A food desert is a food desert because it’s also an economic development desert. It’s not necessarily that a food desert causes certain things, I think it’s more helpful to see them as symptoms of other things. They are symptomatic of urban poverty. Researchers have found strong correlations between health outcomes and proximity to grocery stores, but there’s no persuasive evidence of a causal link; there’s a lot of selection involved here. That said, ramifications of food deserts include undue burdens on individuals’ time in procuring basic goods—often at higher prices. And there is an outflow of local dollars as well, which further undermines neighborhood economic development.

What policy changes need to be made—and which ones have been made—at the city level to eliminate food deserts? What about at the state and national levels?

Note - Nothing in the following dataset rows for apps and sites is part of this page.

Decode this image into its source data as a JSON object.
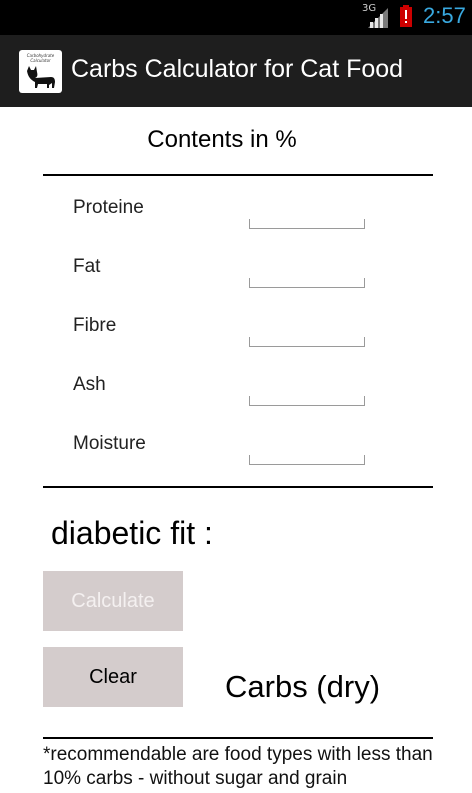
{
  "status_bar": {
    "network": "3G",
    "time": "2:57",
    "icons": [
      "signal-icon",
      "battery-alert-icon"
    ]
  },
  "action_bar": {
    "logo_text": "Carbohydrate Calculator",
    "logo_icon": "cat-icon",
    "title": "Carbs Calculator for Cat Food"
  },
  "form": {
    "section_title": "Contents in %",
    "fields": [
      {
        "label": "Proteine",
        "value": ""
      },
      {
        "label": "Fat",
        "value": ""
      },
      {
        "label": "Fibre",
        "value": ""
      },
      {
        "label": "Ash",
        "value": ""
      },
      {
        "label": "Moisture",
        "value": ""
      }
    ]
  },
  "result": {
    "diabetic_label": "diabetic fit :",
    "carbs_label": "Carbs (dry)"
  },
  "buttons": {
    "calculate": "Calculate",
    "clear": "Clear"
  },
  "footnote": "*recommendable are food types with less than 10% carbs - without sugar and grain",
  "colors": {
    "status_bar_bg": "#000000",
    "action_bar_bg": "#1e1e1e",
    "time_color": "#39a9e0",
    "button_bg": "#d4cccc",
    "disabled_text": "#f4f0f0"
  }
}
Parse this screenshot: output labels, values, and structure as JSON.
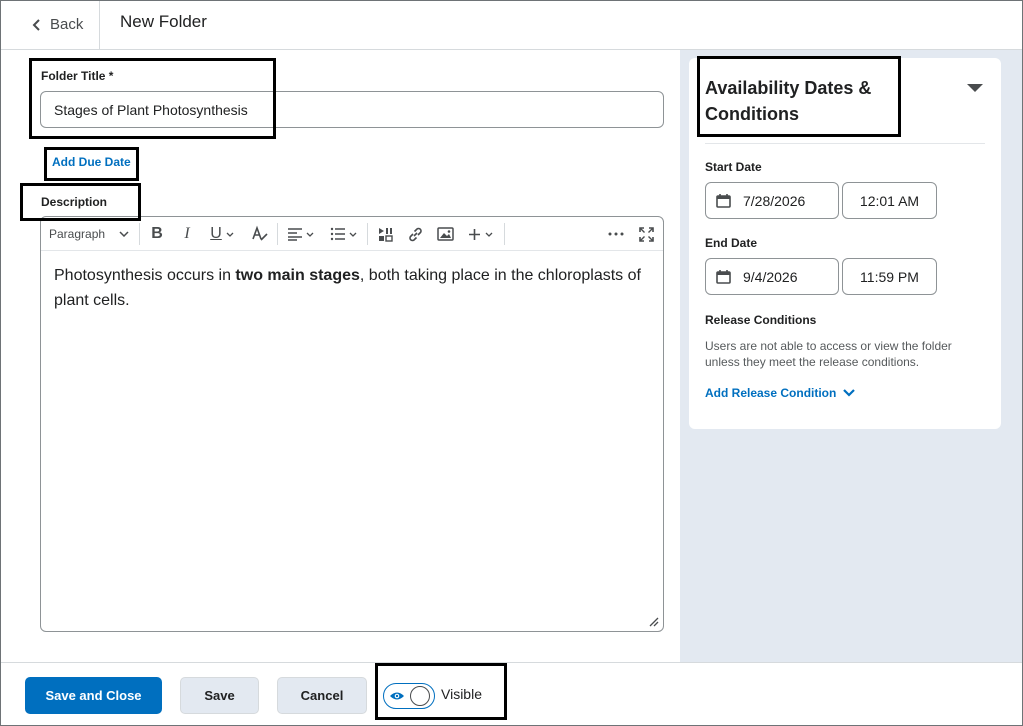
{
  "header": {
    "back_label": "Back",
    "page_title": "New Folder"
  },
  "form": {
    "folder_title_label": "Folder Title *",
    "folder_title_value": "Stages of Plant Photosynthesis",
    "add_due_date": "Add Due Date",
    "description_label": "Description",
    "toolbar": {
      "paragraph_label": "Paragraph",
      "more_label": "···"
    },
    "description": {
      "part1": "Photosynthesis occurs in ",
      "bold": "two main stages",
      "part2": ", both taking place in the chloroplasts of plant cells."
    }
  },
  "availability": {
    "title": "Availability Dates & Conditions",
    "start_date_label": "Start Date",
    "start_date": "7/28/2026",
    "start_time": "12:01 AM",
    "end_date_label": "End Date",
    "end_date": "9/4/2026",
    "end_time": "11:59 PM",
    "release_conditions_label": "Release Conditions",
    "release_help": "Users are not able to access or view the folder unless they meet the release conditions.",
    "add_release_condition": "Add Release Condition"
  },
  "footer": {
    "save_and_close": "Save and Close",
    "save": "Save",
    "cancel": "Cancel",
    "visible_label": "Visible",
    "visible_on": true
  },
  "colors": {
    "accent": "#006fbf",
    "panel_bg": "#e3e9f1",
    "text": "#202122"
  }
}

I think it depends on what your goal is. When you say you want to eliminate food deserts it’s different than saying you want to figure out how to get people to eat healthier. Often people conflate the two. To begin with, I think a policy improvement would be to change how we talk about food policy and food deserts. In terms of access, the mayor has done a lot. One thing that Chicago has been good about is pushing for the opening of supermarkets. The retrofitting of Walgreens is very smart. In terms of providing access, the policy changes have been very good.

On the other hand, the more difficult aspect is to get people to eat healthier. It’s a whole different conversation, it’s a deeper story.

How do food deserts in Chicago compare to national trends? What are other cities doing to address food deserts?

I think Chicago’s food deserts are very comparable to what cities like Philadelphia or New York City—or any large city with concentrations of poverty—are dealing with.

There’s been a lot of talk about urban farming as a solution to food deserts, and again, I think issues are conflated here. If the produce you farm in an urban food desert only goes to Charlie Trotter’s (for cost reasons, etc.), then it doesn’t really address the issue of food deserts. It seems like we still haven’t arrived at a model to retail urban farm products at affordable prices to local residents. [A recent article on CPR is optimistic about the future of sustainable urban agriculture.]

Stockbox Grocers in Seattle is a very cool idea. It’s a grocery store that’s run out of an old shipping container. The model avoids the overhead associated with a traditional supermarket. It allows them to open in neighborhoods where a large-scale grocery store would be unsustainable. They stock a wide range of products and prices are reasonable and comparable to the local, large chains. In Philadelphia, the Food Trust is working on equipping convenience stores to sell healthier food.

I like both of these initiatives because they don’t fixate on fruits and vegetables as a flagship of healthy eating. A healthy diet consists of more than produce. And people are more likely to shop at a store carrying unfamiliar healthy items (and maybe even adopt these) if it also carries items they already seek. Both models also seem economically viable.